In hypertensive patients, reducing plasma low-density lipoprotein cholesterol level (LDL-C) is one of the main interventions for preventing chronic cardiovascular diseases (CVD). However, LDL-C control remains generally insufficient, also in patients with hypertension. We analyzed Electronic Health Record (EHR) data of 7117 hypertensive patients to find the most potential age and sex subgroups in greatest need for improvement in real life dyslipidemia treatment. Taking into account the current discussion on lifetime CVD risk, we focused on the age dependence in LDL-C control.
In this observational cross-sectional study, based on routine electronic health record (EHR) data, we investigated LDL-C control of hypertensive, non-diabetic patients without renal dysfunction or CVD, aged 30 years or more in Finnish primary care setting.
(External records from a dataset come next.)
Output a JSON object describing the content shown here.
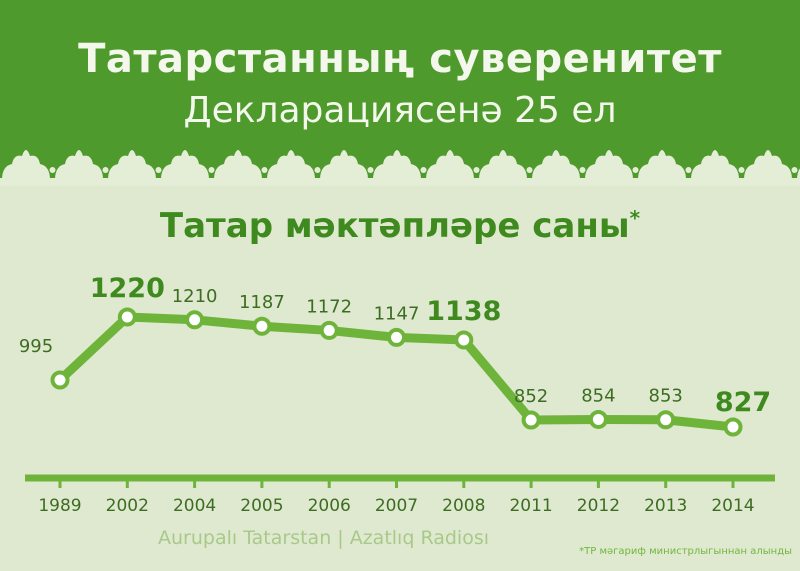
{
  "header": {
    "title": "Татарстанның суверенитет",
    "subtitle": "Декларациясенә 25 ел"
  },
  "chart_title": "Татар мәктәпләре саны",
  "chart_title_mark": "*",
  "credit": "Aurupalı Tatarstan | Azatlıq Radiosı",
  "footnote": "*ТР мәгариф министрлыгыннан алынды",
  "colors": {
    "header_bg": "#4f9a2c",
    "page_bg": "#dfe9cf",
    "line": "#6fb43a",
    "marker_fill": "#ffffff",
    "text_dark": "#3d6d22",
    "accent": "#3f8a1f"
  },
  "chart_data": {
    "type": "line",
    "categories": [
      "1989",
      "2002",
      "2004",
      "2005",
      "2006",
      "2007",
      "2008",
      "2011",
      "2012",
      "2013",
      "2014"
    ],
    "values": [
      995,
      1220,
      1210,
      1187,
      1172,
      1147,
      1138,
      852,
      854,
      853,
      827
    ],
    "highlighted": [
      "2002",
      "2008",
      "2014"
    ],
    "grid": false,
    "legend": "none"
  }
}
More than half (54% of women and 53% of men) of untreated patients did not meet the LDL-C target of < 3 mmol/l and one third (35% of women and 33% of men) of patients did not reach the target even with the lipid-lowering medication (LLM). Furthermore, higher age was strongly associated with better LDL-C control (p < 0.001) and lower LDL-C level (p < 0.001) in individuals with and without LLM. Higher age was also strongly associated with LLM prescription (p < 0.001). In total, about half of the patients were on LLM (53% of women and 51% of men).
Our findings indicate that dyslipidemia treatment among Finnish primary care hypertensive patients is generally insufficient, particularly in younger age groups who might benefit the most from CVD risk reduction over time. Clinicians should probably rely more on the lifetime risk of CVD, especially when treating working age hypertensive patients.
在高血压患者中,降低血浆低密度脂蛋白胆固醇(LDL-C)水平是预防慢性心血管疾病(CVD)的主要干预措施之一。然而,LDL-C 的控制总体上仍然不足,即使在高血压患者中也是如此。我们分析了 7117 例高血压患者的电子健康记录(EHR)数据,以找到在现实生活中血脂异常治疗中最需要改善的最具潜力的年龄和性别亚组。考虑到目前对终生 CVD 风险的讨论,我们重点关注 LDL-C 控制的年龄依赖性。
在这项观察性横断面研究中,我们基于常规电子健康记录(EHR)数据,调查了芬兰初级保健环境中年龄在 30 岁或以上、无肾功能障碍或 CVD 的非糖尿病高血压患者的 LDL-C 控制情况。
超过一半(女性 54%,男性 53%)未经治疗的患者未达到 LDL-C 目标<3mmol/l,三分之一(女性 35%,男性 33%)的患者即使使用降脂药物(LLM)也未达到目标。此外,无论是否使用 LLM,较高的年龄与更好的 LDL-C 控制(p<0.001)和较低的 LDL-C 水平(p<0.001)强烈相关。较高的年龄也与 LLM 处方强烈相关(p<0.001)。总的来说,大约一半的患者服用 LLM(女性 53%,男性 51%)。
我们的研究结果表明,芬兰初级保健高血压患者的血脂异常治疗总体上不足,特别是在年轻年龄组中,随着时间的推移,他们可能从 CVD 风险降低中获益最大。临床医生在治疗处于工作年龄的高血压患者时,可能应该更多地依赖 CVD 的终生风险。